Fed Chief Reminds Markets Economy May Still Need Help

Just when the markets thought the economy was getting better, Federal Reserve Chairman Ben Bernanke came out with a reminder Monday that the labor market remains weak and that the Fed could still do more easing if needed.


In a speech to the National Association for Business Economics ahead of the market open, Bernanke left the door open to more quantitative easing but without actually promising any more.

While not a departure from his previous comments, traders took Bernanke's speech to mean that Fed action is still a strong possibility.

The Fed chief's comments sent stocks higher, the dollar lower, andbond yields lower.

“Bernanke effectively advised the markets you need to keep some odds in,” said David Ader, chief Treasury strategist at CRT Capital.

In his speech, Bernanke discussed the weak labor marketand said the economy needs to grow faster if it is going to create enough jobs to reduce unemployment.

”He defended Fed policy, leaving without question the door open to QE3, if not in April, then in June,” said Tony Crescenzi, Pimco portfolio manager and market strategist. “Clearly, Bernanke still has an easing bias.

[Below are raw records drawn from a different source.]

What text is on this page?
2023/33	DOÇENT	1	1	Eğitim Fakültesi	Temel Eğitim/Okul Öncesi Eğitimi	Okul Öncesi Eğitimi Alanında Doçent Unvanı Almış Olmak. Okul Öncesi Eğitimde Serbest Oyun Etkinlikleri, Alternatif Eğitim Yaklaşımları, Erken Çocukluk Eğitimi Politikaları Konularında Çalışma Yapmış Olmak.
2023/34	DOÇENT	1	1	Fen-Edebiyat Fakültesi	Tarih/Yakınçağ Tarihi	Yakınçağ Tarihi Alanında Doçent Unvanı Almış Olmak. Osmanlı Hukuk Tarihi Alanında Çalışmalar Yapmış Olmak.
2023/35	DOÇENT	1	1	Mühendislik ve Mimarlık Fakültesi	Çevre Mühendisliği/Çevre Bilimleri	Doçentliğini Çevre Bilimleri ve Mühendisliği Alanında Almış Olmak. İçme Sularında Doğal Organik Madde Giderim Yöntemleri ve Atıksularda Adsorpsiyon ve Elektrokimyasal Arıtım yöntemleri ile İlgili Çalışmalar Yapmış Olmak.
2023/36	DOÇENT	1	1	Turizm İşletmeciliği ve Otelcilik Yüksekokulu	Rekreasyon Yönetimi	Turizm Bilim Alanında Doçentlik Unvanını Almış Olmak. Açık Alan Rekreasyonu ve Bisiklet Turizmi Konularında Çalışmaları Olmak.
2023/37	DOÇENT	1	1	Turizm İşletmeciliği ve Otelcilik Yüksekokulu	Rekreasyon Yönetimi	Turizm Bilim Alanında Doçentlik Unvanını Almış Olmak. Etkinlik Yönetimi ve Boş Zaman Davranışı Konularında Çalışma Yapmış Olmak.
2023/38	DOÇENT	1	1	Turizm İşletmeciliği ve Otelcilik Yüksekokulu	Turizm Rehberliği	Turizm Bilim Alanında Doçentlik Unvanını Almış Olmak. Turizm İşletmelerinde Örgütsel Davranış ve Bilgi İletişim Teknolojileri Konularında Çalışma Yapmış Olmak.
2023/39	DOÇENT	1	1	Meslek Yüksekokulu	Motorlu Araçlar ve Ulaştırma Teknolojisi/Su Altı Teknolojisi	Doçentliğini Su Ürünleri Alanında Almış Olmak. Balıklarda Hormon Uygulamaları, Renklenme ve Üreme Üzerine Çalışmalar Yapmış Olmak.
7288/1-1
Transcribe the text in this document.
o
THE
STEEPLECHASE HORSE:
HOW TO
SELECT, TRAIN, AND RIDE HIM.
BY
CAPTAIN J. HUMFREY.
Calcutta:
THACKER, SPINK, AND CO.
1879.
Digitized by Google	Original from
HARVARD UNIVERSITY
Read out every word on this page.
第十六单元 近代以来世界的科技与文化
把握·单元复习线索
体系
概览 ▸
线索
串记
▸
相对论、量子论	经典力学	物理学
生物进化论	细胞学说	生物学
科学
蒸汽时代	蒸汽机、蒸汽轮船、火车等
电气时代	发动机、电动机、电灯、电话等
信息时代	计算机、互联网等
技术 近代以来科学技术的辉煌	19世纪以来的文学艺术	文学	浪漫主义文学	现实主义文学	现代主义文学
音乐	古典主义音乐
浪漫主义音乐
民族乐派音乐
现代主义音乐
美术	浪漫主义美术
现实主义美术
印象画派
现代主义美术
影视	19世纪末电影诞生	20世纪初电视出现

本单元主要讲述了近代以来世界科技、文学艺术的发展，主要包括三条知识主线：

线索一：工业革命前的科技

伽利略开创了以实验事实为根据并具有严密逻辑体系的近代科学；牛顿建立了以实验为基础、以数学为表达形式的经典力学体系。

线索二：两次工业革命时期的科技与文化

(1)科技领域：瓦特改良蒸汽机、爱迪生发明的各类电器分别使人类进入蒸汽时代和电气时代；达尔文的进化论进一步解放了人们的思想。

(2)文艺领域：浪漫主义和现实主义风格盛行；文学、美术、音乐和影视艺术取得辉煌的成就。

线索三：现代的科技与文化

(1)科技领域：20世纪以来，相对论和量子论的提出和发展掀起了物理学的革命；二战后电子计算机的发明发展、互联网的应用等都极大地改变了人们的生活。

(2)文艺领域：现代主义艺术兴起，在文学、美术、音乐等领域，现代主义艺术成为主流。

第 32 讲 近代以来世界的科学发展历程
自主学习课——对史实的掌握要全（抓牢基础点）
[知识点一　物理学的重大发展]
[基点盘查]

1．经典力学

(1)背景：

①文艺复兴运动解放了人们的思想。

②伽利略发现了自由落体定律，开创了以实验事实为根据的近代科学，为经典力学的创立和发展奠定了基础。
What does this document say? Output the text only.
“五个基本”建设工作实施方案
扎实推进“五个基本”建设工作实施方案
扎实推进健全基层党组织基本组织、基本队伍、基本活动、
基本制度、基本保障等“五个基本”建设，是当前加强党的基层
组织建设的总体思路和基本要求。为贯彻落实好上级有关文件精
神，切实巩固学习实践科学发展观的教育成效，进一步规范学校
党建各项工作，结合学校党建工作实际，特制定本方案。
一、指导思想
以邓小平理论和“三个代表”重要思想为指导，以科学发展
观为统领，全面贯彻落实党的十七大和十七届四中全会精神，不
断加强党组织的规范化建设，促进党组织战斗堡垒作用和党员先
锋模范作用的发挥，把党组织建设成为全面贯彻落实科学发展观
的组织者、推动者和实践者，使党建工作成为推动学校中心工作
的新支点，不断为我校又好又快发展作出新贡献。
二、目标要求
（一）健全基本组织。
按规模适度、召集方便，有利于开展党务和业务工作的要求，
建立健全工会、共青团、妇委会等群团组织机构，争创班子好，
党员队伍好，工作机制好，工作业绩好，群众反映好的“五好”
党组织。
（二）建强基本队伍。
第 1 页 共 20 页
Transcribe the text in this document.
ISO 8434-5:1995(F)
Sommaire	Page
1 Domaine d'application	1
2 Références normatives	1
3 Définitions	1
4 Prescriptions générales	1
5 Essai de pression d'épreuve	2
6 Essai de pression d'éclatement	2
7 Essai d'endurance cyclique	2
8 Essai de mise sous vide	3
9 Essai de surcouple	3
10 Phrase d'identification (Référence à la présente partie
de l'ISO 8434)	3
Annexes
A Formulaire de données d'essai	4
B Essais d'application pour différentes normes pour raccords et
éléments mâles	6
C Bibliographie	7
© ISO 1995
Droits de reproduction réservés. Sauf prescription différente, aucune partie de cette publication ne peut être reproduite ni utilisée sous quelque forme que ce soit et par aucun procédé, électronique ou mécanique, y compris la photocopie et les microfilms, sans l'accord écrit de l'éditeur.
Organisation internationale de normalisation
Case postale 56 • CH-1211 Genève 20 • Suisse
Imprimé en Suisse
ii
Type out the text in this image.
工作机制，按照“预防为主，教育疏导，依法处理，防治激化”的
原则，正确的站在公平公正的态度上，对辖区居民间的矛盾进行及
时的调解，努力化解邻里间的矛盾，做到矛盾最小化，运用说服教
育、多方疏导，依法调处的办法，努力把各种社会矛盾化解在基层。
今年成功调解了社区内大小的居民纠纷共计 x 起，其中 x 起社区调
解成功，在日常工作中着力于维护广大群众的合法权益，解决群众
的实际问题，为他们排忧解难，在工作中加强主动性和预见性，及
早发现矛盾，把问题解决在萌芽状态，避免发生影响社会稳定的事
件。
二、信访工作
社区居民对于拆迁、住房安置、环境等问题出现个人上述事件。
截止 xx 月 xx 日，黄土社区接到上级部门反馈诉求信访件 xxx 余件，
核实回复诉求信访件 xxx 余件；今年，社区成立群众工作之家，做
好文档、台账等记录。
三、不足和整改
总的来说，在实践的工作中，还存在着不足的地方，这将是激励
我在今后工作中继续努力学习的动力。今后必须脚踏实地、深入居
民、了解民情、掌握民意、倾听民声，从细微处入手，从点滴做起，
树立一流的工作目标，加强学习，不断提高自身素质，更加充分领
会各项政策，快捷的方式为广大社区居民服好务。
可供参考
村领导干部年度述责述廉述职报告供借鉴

This emphasis on long term unemployment shows it.”

Markets have been calculating reduced chances for a third round of quantitative easing after Bernanke's less dovish comments in congressional testimony earlier this month. The Fed’s post-meeting statement March 13 also gave a nod to an improving economy without expanding on further easing.

That has led some investors to believe that the Fed will not hold rates at near-zero until the end of 2014, as its members have forecast.

Traders expect the April FOMC meeting to be significant, in that the Fed may reveal whether it plans to continue “operation twist” or do a third round of asset purchases, a so-called QE3. Operation Twist, set to expire in June, is a program under which the Fed buys long-dated Treasurys and sells the short end in an attempt to hold rates low.

Stocks were up sharply at midday on the idea of more easing, but the market has been rising even as interest rates have risen on the lessened expectations for easing.

“The equity market may finally be coming around to the fact that a shorter time with low interest rates may be a positive,” said Art Hogan of Lazard Capital Markets. “The bond market may be confused in its reaction. I don’t think (Bernanke) he’s opened any windows here.”

The Fed has also said depending on the performance of the economy, it could carry out QE3, focusing on mortgage-backed securities rather than Treasurys in the next round.

Bernanke Monday said the improvement in the unemployment rate—to 8.3 percent—is out of sync with the modest pace of economic growth.

“To the extent that this reversal has been complete, further significant improvements in the unemployment rate will likely require a more rapid expansion of production and demand from consumers and businesses, a process that can be supported by continued accommodative policies,” Bernanke said.

Pimco's Crescenzi said Bernanke did not break new ground in his speech but basically supported the Fed’s current easing policies.

“It was the case for further accommodation but not necessarily because at the minimum, the speech was more about defending current policy and again, not advocating more,” Crescenzi said.

CRT Capital's Ader said the bond market had moved in the past several weeks to a place where it is factoring in 50/50 odds of more easing, down from 60/40 prior to Bernanke’s recent testimony and the FOMC meeting earlier this month.

“I don’t think the bond market is in a position to make a big bet either way,” said Ader.

“He’s (Bernanke) not giving us a lot more. He’s not taking away a lot more…He’s still got his concerns about where the Fed must stay cautious. That’s a big deal and it gets us back to watching and waiting,” Ader said. “In the last couple of weeks, the data has shifted from more positive to less positive, particularly on the housing front.”

Bernanke has said it would be a mistake to tighten too quickly. While lecturing a class of graduate students at George Washington University, Bernanke last week reminded them of the return of recession in 1937 after officials tightened policy too quickly after the Great Depression.

Boris Schlossberg of GFT Forex said the move in yields, after Bernanke’s comments was dollar bearish. QE is seen as dollar negative and a positive for risk assets.

“On the last couple of outings, he recognized the improvement in labor. Today, he deconstructed the improvement in the labor market and his deconstruct was not that it was from the improvement in the economy but that it was a replacement of too many jobs lost in the great recession,” he said. “Basically, the Fed is far, far more concerned about the employment mandate than anything, which leaves the door open for more monetary stimulus.”